What could be causing these burs and how do I fix them? How do I prevent more? I know I'm not under lubricating, that's for sure. LOL! Thanks.


----------



## Baldy (Jun 21, 2006)

It would help more if you could post some pictures of them. Please give it a try and maybe we can help.


----------



## SuckLead (Jul 4, 2006)

Eep! I'll try. My camera isn't great for taking pictures that way, it won't even show the missing paint of the rear end of the gun and that's a huge spot. But I'll try in a little while once the gun dries off completely.

Oh, the ones on the frame aren't visible. I can only find them by touch. But I'll try to get the one on the barrel.


----------



## SuckLead (Jul 4, 2006)

*Pictures of the Burs*










As you can see, there is a rub on the left side but on the right side there is actually a small slice.

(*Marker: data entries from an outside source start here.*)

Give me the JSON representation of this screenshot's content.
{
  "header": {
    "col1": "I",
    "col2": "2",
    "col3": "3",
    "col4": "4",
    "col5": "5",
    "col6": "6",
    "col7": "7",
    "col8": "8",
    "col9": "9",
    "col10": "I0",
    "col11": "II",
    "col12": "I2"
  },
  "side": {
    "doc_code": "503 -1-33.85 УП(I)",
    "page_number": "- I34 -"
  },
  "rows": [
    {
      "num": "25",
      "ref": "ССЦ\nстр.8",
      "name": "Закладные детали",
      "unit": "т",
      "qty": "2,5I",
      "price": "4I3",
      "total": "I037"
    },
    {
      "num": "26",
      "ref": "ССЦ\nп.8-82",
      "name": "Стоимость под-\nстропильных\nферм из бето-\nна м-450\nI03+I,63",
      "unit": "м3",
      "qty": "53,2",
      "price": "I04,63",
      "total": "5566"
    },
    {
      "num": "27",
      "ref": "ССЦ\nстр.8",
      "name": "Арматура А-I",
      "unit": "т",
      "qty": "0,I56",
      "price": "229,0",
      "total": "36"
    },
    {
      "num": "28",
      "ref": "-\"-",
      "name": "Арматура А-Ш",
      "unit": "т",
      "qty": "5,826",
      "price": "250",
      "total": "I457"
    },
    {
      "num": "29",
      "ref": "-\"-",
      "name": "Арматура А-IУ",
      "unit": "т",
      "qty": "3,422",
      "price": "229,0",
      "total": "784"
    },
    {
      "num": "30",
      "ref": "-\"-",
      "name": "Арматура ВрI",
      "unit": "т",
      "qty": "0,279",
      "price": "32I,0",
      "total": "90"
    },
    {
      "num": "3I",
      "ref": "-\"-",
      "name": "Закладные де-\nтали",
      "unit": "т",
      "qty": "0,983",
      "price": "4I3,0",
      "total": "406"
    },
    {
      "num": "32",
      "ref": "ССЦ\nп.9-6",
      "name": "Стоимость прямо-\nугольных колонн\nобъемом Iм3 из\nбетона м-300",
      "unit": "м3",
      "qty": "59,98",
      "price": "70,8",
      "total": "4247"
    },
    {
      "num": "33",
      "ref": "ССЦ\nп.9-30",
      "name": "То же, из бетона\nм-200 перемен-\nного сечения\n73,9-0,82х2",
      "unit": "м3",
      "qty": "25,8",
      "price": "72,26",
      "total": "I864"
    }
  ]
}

These two, the light sort of reflects off the lubricant, but you can sort of see them.

The burs are the same on both sides of the frame, this is only one side.



















In that second one, right where the light starts to get real bright, you can see a little half moon type piece of light. That's actually part of the bur. As I said though, they're really not visible.


----------



## Baldy (Jun 21, 2006)

I would take a fine stone and work those burrs down flush. I think all it is,is from the wearing into the frame as they seated together. I would polish them off but keep a eye on them two places. If they burr up again, see a smith because something is in a bind. The slide could be in twist or the frame is. Most of the big autos like the 1911 and such wear in with some rough spots once in awhile. I think thats all it is. Good luck.


----------